I remember when the first series started in the UK, in 2000. I was twenty five and couldn’t understand why people my own age were obsessed with it (“tune in later to watch Alice brush her hair for twenty minutes!”). I was at my peak going-to-the-pub-and-falling-over age and everyone was acting like they were pensioners, devoid of any motivation to leave their sofa. This show ran for anything up to ninety four days at a time too – that’s three bloody months. Were people rushing home to spend a quarter of their free lives watching other people purposely doing nothing with their’s?

It would be slightly more interesting if there was the chance of Al Pacino coming to blows with Eminem over the evening’s meal allocation because they’re actual celebrities, but why does anyone care what these nobodies are doing? Big Brother just seems to be a stepping stone for moderately attractive, unknown girls to prance about wearing next to nothing knowing full well that desperate teenage boys will be wanking themselves into a frenzy and they’ll be a deal for a couple of photo shoots with FHM or Nuts at the end of the show. These girls will pop up in the paper for a while and then disappear without trace. How many pictures does The Mirror need of a drunken girl falling out of a nightclub, high on coke? There are enough genuinely famous people doing that to satisfy the demand, surely?
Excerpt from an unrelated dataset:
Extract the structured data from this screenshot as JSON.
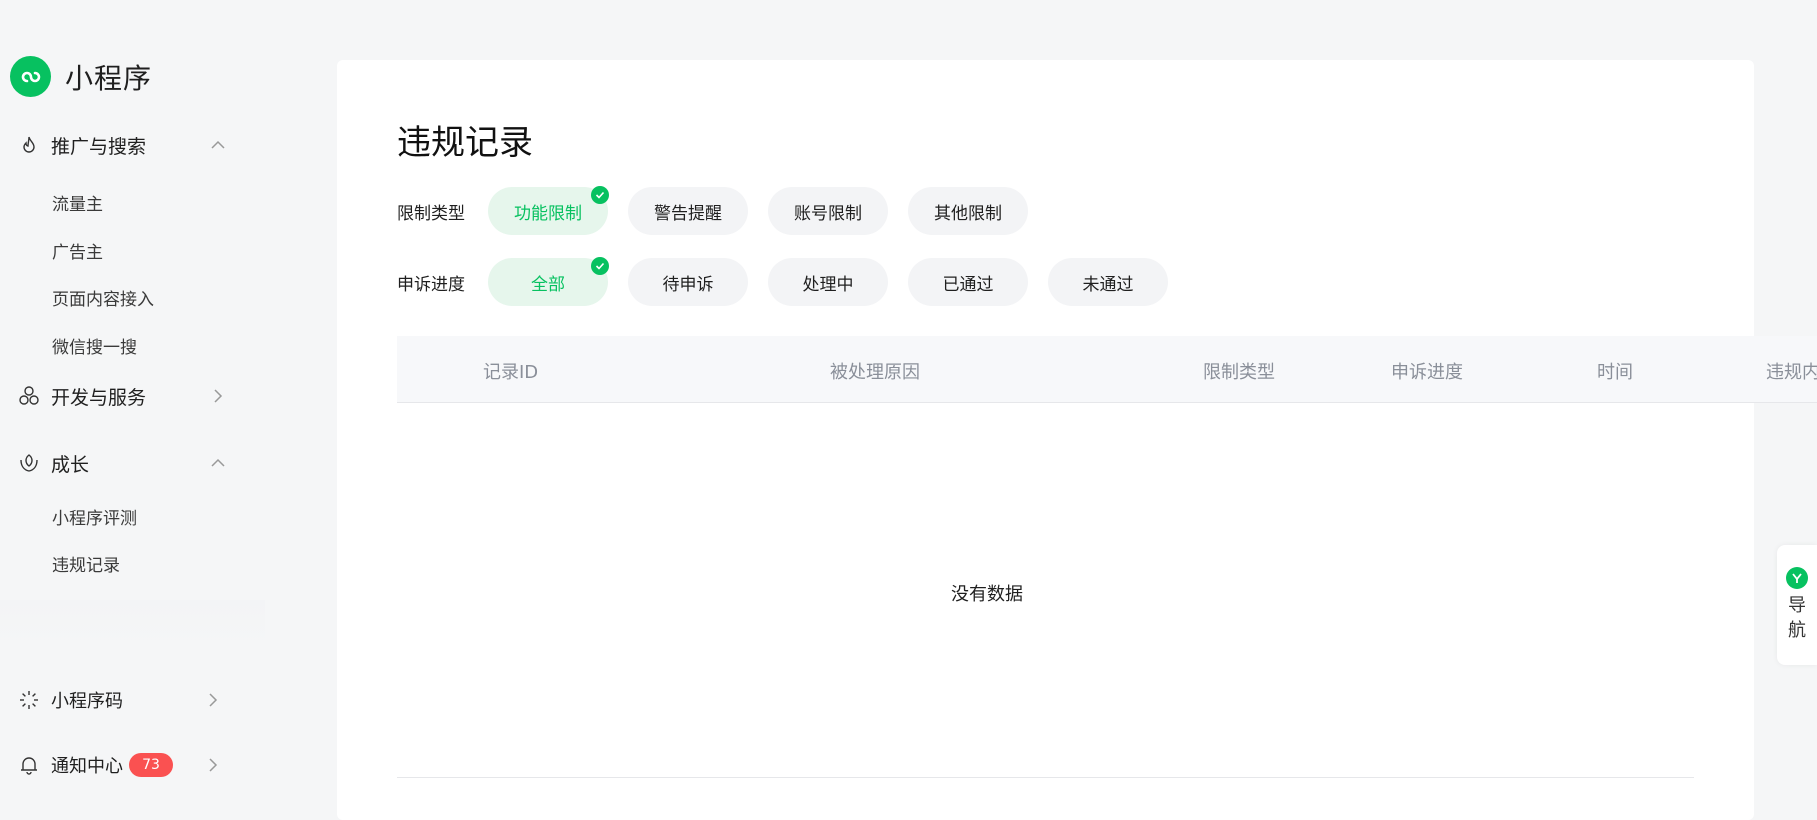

It all goes hand in hand with society’s fascination with so-called celebrities and what they’re doing at every waking moment. Glossy magazine exist to satisfy that very curiosity so that desperate consumers can see what dress Keira Knightley wore to the Oscars and whether the resident fashion ‘expert’ thinks she made a good choice. You can learn the nationality of Angelina Jolie’s next proposed adoption and whether Madonna will try and beat her to it. So what? Why should anyone care? You shouldn’t, but that doesn’t mean you can get away from it. It’s plastered all over the news stands, the TV and the internet. I do my best to ignore it but that doesn’t stop random people who I’ve never seen before being thrust before my eyes because they’re pregnant or they’ve had an affair. I just don’t care. At least in this day and age I can choose one of the three million other channels on TV or close the web browser and do something more worthy of my attention.